PyRadiomics accept directly NIfTi file ('*.nii.gz') or  [SimpleITK](https://simpleitk.org/) objects in input. It needs both the image and the corresponding mask

In [None]:
import SimpleITK as sitk

Our images are ".pgm" files. This format is not supported by SimpleITK

In [None]:
os.path.join(dataset_path, "0008p1_3_1_2_resized.pgm")

We read the images with Pillow and store them in NumPy array, than we convert them in a SimpleITK object

In [None]:
def read_pgm_as_sitk(image_path):
  """ Read a pgm image as sitk image """
  np_array = np.asarray(PIL.Image.open(image_path))
  sitk_image = sitk.GetImageFromArray(np_array)
  return sitk_image

In [None]:
im_1 = read_pgm_as_sitk(os.path.join(dataset_path, "0008p1_3_1_2_resized.pgm"))
im_1_mask = read_pgm_as_sitk(os.path.join(dataset_path, "0008p1_3_1_2_mass_mask.pgm"))

In [None]:
type(im_1)

# Calculating the values of active features

In [None]:
print('Calculating features')
featureDict = extractor.execute(im_1,im_1_mask,label=255)
type(featureDict)

Features are stored in a dictionary

In [None]:
featureDict

# Compute the features for the whole dataset and store them in a file

We will compute the features for the whole dataset, and we will add to the dictionary the case IDs. We will use the [csv](https://docs.python.org/3/library/csv.html#module-csv) module to export the features as a csv file.


In [None]:
import glob
import csv

In [None]:
images_fnames = glob.glob(os.path.join(dataset_path,'*_resized.pgm'))

In [None]:
extracted_data = []
for image_fname in images_fnames:
  mask_fname = image_fname.replace('resized', 'mass_mask')
  image = read_pgm_as_sitk(image_fname)
  mask = read_pgm_as_sitk(mask_fname)
  featureVector = extractor.execute(image, mask, label=255)
  featureVector['image_ID'] = os.path.basename(image_fname)
  featureVector['mask_ID'] = os.path.basename(mask_fname)
  extracted_data.append(featureVector)


In [None]:
extracted_data

The extracted data is a list of dictionary

In [None]:
type(extracted_data)

We will identify the variables we will store in the .csv file.

In [None]:
list(extracted_data[0].keys())

We can either store them all:

In [None]:
csv_columns =  list(extracted_data[0].keys())
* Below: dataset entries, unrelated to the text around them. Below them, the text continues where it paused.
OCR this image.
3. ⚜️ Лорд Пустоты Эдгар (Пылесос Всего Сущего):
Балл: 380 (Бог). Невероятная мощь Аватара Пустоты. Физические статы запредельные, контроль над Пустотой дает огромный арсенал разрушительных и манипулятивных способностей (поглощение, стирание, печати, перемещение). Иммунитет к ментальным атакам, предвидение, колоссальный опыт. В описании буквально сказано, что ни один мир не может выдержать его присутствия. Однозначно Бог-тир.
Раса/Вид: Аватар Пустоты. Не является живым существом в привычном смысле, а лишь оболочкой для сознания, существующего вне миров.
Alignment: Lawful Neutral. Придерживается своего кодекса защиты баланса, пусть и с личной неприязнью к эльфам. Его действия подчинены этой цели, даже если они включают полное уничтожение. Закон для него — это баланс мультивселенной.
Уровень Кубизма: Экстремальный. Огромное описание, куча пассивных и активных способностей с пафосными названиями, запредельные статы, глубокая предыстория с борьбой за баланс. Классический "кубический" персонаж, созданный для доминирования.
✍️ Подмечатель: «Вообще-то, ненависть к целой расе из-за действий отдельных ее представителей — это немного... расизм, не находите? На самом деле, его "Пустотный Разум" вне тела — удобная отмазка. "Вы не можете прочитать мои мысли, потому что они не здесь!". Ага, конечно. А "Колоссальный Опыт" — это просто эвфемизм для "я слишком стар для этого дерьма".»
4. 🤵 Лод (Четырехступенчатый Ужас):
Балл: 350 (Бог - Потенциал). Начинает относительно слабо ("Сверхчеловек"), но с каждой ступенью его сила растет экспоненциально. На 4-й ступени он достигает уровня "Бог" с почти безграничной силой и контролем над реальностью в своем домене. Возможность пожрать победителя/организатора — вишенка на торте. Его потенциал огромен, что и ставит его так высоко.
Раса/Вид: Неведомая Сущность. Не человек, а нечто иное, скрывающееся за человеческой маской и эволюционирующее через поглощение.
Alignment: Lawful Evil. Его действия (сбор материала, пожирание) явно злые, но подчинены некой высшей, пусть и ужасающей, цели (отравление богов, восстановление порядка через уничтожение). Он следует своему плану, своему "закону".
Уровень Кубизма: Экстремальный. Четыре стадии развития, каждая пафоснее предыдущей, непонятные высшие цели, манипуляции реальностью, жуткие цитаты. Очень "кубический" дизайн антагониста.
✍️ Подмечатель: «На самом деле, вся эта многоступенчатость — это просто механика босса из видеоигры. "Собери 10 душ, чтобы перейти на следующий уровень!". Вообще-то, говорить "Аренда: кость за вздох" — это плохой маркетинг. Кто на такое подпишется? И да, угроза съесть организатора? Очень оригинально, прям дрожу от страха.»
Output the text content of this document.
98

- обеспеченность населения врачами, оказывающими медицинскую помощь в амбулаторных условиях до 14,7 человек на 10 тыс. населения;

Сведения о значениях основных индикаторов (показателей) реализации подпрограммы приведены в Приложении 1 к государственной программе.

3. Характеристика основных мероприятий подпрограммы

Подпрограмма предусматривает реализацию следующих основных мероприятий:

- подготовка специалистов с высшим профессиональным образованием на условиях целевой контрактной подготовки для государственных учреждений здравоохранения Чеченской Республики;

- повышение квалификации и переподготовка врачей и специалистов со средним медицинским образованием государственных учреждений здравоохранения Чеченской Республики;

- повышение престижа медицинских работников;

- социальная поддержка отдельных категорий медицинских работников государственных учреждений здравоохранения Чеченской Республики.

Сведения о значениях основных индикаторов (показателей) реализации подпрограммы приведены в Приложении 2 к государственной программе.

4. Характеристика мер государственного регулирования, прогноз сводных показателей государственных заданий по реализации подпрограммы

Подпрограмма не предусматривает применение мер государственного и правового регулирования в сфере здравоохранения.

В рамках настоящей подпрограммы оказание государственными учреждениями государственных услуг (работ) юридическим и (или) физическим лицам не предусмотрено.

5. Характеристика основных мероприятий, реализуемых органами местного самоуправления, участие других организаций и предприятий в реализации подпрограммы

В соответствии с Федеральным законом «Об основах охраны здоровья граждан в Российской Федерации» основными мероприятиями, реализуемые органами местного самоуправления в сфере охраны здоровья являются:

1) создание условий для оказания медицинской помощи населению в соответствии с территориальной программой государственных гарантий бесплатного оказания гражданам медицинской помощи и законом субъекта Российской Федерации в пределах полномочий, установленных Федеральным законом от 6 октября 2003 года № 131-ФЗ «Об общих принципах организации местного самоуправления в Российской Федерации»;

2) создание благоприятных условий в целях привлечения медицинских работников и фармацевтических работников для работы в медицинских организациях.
or we can select a number of interesting features:

In [None]:
selected_features_name = [x for x in list(extracted_data[0].keys()) if 'firstorder' in x]
csv_columns = [ 'image_ID', 'mask_ID' ] + selected_features_name
csv_columns

We will store the selected features for further analysis in a .csv file

In [None]:
csv_file = "extracted_features.csv"

with open(csv_file, 'w') as csvfile:
    writer = csv.DictWriter(csvfile, fieldnames=csv_columns, extrasaction='ignore' )
    writer.writeheader()
    writer.writerows(extracted_data)

In [None]:
!ls

In [None]:
!cat extracted_features.csv

We can copy the output file on our gdrive folder, as the /content/ forlder content will be reset after the session

In [None]:
!cp extracted_features.csv /content/gdrive/My\ Drive/.